Le grand renard se coucha près de lui. Boya frémit lorsque ses queues s'enroulèrent autour de lui pour le réchauffer.
"- Oui. Cela peut durer des heures."
"- Je devrais vous tuer."
"- Je sais."
"- Je n'y arrive pas."
"- Je sais."
"- J'ai honte."
"- Je sais."
"- Vous n'allez rien dire ?"
"- Je ne peux régner sur votre cœur, Boya Daren. Je me suis attaché à vous. Comme vous vous êtes attaché à moi." Boya rougissait affreusement mais ne réfuta pas la chose. "Vous partirez au printemps et vous m'oublierez, comme il se doit. Vous enverrez un de vos collègues sans doute, pour tenter de me tuer. Il s'y essayera. Ou pas. S'il s'y essaie, je défendrai ma vie comme il se doit. S'il y perd la sienne, ce sera sa propre responsabilité. S'il décide de me laisser en paix, je ne l'attaquerai pas." Comme il n'avait pas attaqué Boya quand il avait réalisé sa présence. "Je ne suis pas un violent, Boya Daren.

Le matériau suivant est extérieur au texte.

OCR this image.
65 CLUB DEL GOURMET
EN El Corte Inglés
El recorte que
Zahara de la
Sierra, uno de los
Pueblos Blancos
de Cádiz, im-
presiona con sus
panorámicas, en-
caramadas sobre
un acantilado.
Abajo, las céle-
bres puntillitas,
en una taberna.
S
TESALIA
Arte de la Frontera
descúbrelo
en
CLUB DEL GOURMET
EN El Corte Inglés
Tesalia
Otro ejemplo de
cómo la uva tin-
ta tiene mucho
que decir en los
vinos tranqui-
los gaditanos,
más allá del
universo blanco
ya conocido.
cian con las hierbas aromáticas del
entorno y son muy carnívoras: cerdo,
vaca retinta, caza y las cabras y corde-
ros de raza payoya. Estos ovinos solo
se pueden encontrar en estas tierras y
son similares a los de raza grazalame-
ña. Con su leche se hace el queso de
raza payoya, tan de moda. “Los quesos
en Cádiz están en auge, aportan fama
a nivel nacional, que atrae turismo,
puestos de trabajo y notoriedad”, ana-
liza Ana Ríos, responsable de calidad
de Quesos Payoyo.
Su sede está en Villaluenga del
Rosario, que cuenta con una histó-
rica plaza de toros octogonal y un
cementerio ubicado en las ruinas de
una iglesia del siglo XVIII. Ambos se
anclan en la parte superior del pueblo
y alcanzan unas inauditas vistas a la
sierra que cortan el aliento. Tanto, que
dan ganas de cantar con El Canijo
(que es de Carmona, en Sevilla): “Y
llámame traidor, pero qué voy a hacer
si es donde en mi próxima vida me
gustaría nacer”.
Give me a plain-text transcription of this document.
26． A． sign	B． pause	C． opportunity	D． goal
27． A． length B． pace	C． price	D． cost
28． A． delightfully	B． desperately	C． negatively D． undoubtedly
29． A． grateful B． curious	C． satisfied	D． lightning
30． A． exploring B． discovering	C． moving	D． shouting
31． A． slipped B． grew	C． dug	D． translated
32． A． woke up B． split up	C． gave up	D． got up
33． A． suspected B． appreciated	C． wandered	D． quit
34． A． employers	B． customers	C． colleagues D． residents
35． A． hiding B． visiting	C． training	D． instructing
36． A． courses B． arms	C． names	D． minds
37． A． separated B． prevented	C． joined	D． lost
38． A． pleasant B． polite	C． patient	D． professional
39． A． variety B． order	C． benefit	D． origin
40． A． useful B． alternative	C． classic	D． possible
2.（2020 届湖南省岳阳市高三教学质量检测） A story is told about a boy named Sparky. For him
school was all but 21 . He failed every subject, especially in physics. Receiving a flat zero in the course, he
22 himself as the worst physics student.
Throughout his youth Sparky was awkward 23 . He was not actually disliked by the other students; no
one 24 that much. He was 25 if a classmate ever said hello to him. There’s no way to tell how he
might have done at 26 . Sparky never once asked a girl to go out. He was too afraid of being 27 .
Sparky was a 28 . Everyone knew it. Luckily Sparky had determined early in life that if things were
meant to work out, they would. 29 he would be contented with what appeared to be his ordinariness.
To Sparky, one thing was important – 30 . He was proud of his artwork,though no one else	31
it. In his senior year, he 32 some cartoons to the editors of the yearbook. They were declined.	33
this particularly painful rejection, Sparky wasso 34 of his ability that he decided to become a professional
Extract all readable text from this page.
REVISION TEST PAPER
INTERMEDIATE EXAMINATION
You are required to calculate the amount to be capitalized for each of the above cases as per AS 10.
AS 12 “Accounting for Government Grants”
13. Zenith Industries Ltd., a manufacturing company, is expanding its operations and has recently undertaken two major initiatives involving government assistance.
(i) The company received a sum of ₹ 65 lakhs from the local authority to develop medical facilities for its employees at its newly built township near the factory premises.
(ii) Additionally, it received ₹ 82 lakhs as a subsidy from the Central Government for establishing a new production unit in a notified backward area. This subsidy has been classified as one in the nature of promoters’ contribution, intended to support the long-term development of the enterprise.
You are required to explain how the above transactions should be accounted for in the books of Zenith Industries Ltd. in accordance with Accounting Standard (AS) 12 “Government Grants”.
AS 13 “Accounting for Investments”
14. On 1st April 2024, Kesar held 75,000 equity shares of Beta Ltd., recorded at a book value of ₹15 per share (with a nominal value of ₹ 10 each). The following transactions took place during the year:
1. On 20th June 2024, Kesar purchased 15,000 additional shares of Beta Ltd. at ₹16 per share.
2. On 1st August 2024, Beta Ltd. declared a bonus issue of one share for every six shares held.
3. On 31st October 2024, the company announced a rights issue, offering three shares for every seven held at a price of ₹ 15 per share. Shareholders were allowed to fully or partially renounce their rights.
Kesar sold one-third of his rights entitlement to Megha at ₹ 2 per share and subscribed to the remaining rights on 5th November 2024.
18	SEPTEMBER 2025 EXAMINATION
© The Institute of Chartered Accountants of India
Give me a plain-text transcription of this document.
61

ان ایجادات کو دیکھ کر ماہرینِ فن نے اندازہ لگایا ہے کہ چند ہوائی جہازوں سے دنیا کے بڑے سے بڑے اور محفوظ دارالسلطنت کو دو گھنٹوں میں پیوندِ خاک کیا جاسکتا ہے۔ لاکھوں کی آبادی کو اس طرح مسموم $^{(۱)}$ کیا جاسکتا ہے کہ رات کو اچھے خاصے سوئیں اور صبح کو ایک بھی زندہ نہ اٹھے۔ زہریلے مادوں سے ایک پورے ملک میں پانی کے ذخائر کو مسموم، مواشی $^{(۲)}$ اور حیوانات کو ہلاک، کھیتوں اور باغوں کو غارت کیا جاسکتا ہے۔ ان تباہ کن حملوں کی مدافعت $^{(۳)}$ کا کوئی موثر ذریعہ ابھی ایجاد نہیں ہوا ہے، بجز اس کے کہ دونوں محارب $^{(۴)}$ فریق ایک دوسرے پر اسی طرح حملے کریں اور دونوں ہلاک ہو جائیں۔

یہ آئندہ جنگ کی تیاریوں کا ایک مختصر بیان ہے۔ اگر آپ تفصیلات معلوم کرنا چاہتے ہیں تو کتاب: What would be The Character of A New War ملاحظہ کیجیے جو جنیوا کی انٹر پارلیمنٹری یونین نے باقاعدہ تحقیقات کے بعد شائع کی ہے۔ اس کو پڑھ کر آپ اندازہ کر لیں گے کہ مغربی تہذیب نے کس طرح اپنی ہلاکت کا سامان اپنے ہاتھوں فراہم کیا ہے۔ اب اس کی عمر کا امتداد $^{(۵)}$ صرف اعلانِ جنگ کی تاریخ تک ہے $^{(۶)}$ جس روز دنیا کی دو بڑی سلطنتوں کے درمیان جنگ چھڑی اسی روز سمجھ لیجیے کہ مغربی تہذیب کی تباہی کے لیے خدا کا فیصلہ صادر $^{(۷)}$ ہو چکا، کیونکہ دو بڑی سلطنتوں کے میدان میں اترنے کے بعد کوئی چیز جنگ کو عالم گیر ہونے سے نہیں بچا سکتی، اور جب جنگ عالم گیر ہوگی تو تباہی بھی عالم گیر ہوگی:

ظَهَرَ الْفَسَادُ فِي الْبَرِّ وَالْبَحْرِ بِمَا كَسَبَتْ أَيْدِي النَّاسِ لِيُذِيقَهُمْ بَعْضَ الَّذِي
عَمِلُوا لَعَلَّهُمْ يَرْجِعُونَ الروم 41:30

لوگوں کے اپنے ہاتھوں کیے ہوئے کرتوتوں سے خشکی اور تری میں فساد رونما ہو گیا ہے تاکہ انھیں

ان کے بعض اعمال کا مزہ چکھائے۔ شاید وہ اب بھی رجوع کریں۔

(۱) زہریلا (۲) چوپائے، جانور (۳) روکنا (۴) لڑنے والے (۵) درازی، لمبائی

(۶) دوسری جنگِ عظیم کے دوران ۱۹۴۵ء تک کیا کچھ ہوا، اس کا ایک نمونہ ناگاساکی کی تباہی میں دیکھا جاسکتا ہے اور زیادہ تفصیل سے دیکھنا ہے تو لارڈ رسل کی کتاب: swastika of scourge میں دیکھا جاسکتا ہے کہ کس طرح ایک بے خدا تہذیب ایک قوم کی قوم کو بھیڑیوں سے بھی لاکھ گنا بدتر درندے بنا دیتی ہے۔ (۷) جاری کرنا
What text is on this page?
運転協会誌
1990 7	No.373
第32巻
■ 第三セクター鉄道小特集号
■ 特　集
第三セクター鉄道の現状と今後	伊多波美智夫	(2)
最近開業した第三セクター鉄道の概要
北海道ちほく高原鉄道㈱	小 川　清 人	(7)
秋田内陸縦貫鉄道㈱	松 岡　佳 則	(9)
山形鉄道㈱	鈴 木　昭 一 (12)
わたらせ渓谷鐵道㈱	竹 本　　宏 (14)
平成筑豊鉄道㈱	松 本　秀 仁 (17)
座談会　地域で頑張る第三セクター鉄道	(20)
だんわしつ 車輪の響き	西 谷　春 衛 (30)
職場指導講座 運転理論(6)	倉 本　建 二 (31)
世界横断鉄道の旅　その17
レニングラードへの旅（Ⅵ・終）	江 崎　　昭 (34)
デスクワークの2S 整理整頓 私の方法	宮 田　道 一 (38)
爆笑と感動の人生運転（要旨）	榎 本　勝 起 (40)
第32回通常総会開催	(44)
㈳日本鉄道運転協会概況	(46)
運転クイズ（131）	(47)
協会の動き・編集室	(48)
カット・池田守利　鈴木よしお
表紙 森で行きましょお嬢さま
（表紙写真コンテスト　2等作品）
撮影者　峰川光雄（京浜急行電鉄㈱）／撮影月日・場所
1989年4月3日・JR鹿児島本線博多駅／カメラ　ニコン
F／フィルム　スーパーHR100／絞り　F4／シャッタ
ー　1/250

Je n'ai jamais tué d'humain pour me nourrir ou m'amuser, mais je me défends s'il le faut. Et je n'en conçoit pas plus de remords que vous autres chasseurs en avez de tuer des démons. C'est normal. C'est notre nature. Mais sachez que je garderai le souvenir de votre présence au fond de mon cœur avec grand tendresse" Assura encore le grand renard.
Couché comme il l'était, sa tête était au même niveau que celle de Boya.
Boya se recroquevilla dans ses queues. Il n'aimait pas être mis aussi brutalement face à la réalité.
"- Je n'ai pas envie de partir, QingMing."
"- Votre vie n'est pas ici, Boya Daren. Pas encore en tout cas. Cette virgule dans votre existence n'est que cela, une virgule. Si vous vous souvenez de moi dans quelques années et que votre devoir vous conduit encore dans le nord, vous n'aurez qu'à revenir me voir. Je serai heureux de revoir un ami."
Boya sentit les larmes rouler sur ses joues. C'était la faute de ces lumières nocturnes bien sur. Ca ne pouvait être autre chose évidemment.
Il se tut pour profiter du reste de cette virgule le temps qu'elle durerait.